There's a scene in The Big Short where Mark Baum stares into the abyss and says something like: "It's not that they didn't know. It's that they didn't want to know."
Well, here we are. The United States knew — for decades — that they'd handed China the keys to over 90% of the processing, separation, and manufacturing of rare earth magnets on a silver platter. Those obscure minerals that make your iPhone vibrate, your EV drive, and more importantly, the Pentagon's guided missiles actually work.
Now, with their backs against the wall, they've decided to wake up.
MP Materials' Big Play
MP Materials — owner of the only commercial-scale rare earth mine in the US, Mountain Pass in California — just announced they've picked Northlake, Texas, to build a $1.25 billion rare earth magnet manufacturing campus.
Dubbed "10X" (ambitious name, huh), the complex will produce roughly 7,000 metric tons of magnets per year. Add that to the 3,000 tons from the factory already running in Fort Worth — which opened in 2025 with clients like General Motors and Apple — and you've got 10,000 tons annually.
For context: American rare earth magnet imports dropped to a pitiful 6,000 tons in 2025, after China decided to weaponize minerals as a geopolitical tool by slashing exports.
In other words, on paper, this new factory solves the direct import problem. On paper.
The Pentagon Put Up the Cash — And Put Skin in the Game
This is where things get really interesting.
The US Department of Defense — which MP Materials CEO James Litinsky now publicly calls the "Department of War" (yeah, they went back to the original name, noticed that?) — didn't just invest $400 million in the company in 2025. They guaranteed a minimum price of $110 per kilogram of neodymium-praseodymium oxide for 10 years.
And there's more: all of 10X's production is committed to the Pentagon for the next 10 years. Read that again. ALL of it.
Commercial customers can use the material, but only with the Department of Defense's blessing.
This, my friends, is what Nassim Taleb would call skin in the game — mainlined straight into the vein. The US government isn't giving pretty speeches at press conferences. They're putting billions on the table, guaranteeing floor prices, and reserving production.

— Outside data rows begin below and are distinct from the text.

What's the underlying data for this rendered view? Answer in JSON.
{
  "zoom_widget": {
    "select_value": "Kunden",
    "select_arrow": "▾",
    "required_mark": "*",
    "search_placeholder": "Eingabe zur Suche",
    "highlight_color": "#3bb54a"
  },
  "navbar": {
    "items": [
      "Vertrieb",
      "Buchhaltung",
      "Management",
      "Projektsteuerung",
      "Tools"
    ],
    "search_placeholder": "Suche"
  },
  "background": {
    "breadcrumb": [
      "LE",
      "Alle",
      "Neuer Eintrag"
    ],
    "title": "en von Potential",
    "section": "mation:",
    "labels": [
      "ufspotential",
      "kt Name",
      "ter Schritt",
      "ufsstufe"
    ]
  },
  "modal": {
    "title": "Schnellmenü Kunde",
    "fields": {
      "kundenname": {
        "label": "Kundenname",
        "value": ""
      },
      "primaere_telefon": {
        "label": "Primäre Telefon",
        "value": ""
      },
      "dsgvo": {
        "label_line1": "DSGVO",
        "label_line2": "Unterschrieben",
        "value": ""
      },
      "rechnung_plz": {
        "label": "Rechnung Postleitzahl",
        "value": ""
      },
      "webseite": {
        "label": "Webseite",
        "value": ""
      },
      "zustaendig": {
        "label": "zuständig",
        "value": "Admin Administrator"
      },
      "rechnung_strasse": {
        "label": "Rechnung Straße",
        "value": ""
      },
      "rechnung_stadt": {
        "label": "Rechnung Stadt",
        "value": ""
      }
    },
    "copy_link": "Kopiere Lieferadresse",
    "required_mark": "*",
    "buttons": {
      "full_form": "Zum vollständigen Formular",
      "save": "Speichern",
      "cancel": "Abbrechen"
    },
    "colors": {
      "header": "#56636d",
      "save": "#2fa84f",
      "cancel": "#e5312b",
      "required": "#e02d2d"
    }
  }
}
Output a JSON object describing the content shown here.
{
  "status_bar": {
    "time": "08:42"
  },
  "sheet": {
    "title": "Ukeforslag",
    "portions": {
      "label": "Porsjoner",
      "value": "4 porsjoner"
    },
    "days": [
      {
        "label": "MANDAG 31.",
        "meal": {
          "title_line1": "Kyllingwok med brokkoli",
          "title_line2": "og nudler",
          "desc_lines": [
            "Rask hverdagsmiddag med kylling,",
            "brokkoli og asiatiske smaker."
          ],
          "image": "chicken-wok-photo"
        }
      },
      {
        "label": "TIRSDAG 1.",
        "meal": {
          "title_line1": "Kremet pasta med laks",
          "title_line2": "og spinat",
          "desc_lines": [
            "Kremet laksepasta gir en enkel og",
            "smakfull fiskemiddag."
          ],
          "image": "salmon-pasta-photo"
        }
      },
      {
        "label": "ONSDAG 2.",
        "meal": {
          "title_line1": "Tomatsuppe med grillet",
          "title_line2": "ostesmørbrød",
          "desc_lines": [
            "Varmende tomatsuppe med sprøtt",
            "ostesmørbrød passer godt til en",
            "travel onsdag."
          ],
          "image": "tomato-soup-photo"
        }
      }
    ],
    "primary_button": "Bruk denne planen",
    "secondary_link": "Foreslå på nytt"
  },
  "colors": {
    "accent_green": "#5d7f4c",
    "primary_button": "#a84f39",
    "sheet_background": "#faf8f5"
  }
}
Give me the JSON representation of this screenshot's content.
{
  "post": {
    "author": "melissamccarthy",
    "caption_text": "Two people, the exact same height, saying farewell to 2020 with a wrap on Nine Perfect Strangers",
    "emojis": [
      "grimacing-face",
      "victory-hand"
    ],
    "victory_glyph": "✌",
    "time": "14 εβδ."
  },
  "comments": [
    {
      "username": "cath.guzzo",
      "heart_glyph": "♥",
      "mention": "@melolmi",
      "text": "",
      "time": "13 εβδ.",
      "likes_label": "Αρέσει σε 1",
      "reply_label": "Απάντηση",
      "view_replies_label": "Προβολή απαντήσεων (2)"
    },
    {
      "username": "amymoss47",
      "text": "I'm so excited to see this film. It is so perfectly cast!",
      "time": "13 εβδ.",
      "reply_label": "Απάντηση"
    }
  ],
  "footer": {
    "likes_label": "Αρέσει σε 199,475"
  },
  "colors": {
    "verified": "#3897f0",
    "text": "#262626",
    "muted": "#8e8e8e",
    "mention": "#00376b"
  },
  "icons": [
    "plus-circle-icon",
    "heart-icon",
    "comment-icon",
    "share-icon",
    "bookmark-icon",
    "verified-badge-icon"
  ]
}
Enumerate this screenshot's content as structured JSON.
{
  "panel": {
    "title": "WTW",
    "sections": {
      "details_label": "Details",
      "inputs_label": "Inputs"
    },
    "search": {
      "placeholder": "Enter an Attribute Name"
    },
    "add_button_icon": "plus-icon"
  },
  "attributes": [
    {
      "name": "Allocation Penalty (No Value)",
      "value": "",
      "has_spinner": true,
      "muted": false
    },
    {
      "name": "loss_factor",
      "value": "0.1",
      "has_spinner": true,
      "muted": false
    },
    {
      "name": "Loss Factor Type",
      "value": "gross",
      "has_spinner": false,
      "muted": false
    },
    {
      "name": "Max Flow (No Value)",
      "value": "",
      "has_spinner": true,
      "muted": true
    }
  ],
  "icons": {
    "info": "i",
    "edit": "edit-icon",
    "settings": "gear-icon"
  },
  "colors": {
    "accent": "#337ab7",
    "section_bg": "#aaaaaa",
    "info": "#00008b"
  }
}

This is public-private partnership that smells like wartime mobilization.
The Chinese Elephant in the Room
Senator Ted Cruz — who conveniently happens to be from Texas — dropped the standard-issue statement about the Chinese Communist Party being "the most acute threat to American national security." Politicians being politicians.
But the uncomfortable truth he didn't mention is this: even if MP Materials produces 10,000 tons per year, it doesn't solve the problem.
Why? Because when you add up all the rare earth magnets that come embedded inside imported cars, smartphones, wind turbines, and electronic equipment, America's real demand is absurdly higher than 6,000 tons.
China doesn't just control the mine and the factory. They control the entire chain. From the hole in the ground to the finished product sitting on the shelf at Best Buy.
Building a factory in Texas is a step. An important step, no doubt. But calling it "independence" — as Litinsky did in the press release — is a stretch. It's like saying you're independent from takeout because you learned how to cook rice.
Production Starts in 2028 — If Everything Goes Right
The factory is expected to create 1,500 direct jobs and begin operations in 2028. Two years is an eternity in today's geopolitical landscape. A lot can change. China could tighten the screws further. Taiwan could become a conflict zone. And rare earth prices could shoot into the stratosphere.
The market reacted with optimism, but I'm keeping one foot out the door. The history of critical minerals in the US is littered with projects announced with great fanfare that died in red tape, cost overruns, or vanishing political will when the cycle turns.
The difference this time? The Pentagon's wallet is wide open, and China has already shown it has zero shame about using natural resources as ammunition.
The question that lingers: is $1.25 billion a strategic investment, or is it just pocket change in a game that takes hundreds of billions to win?
And you — do you invest in a company that hinges on a 10-year government contract, or do you wait to see if the rest of the supply chain actually materializes?
Think about that before you hit the buy button.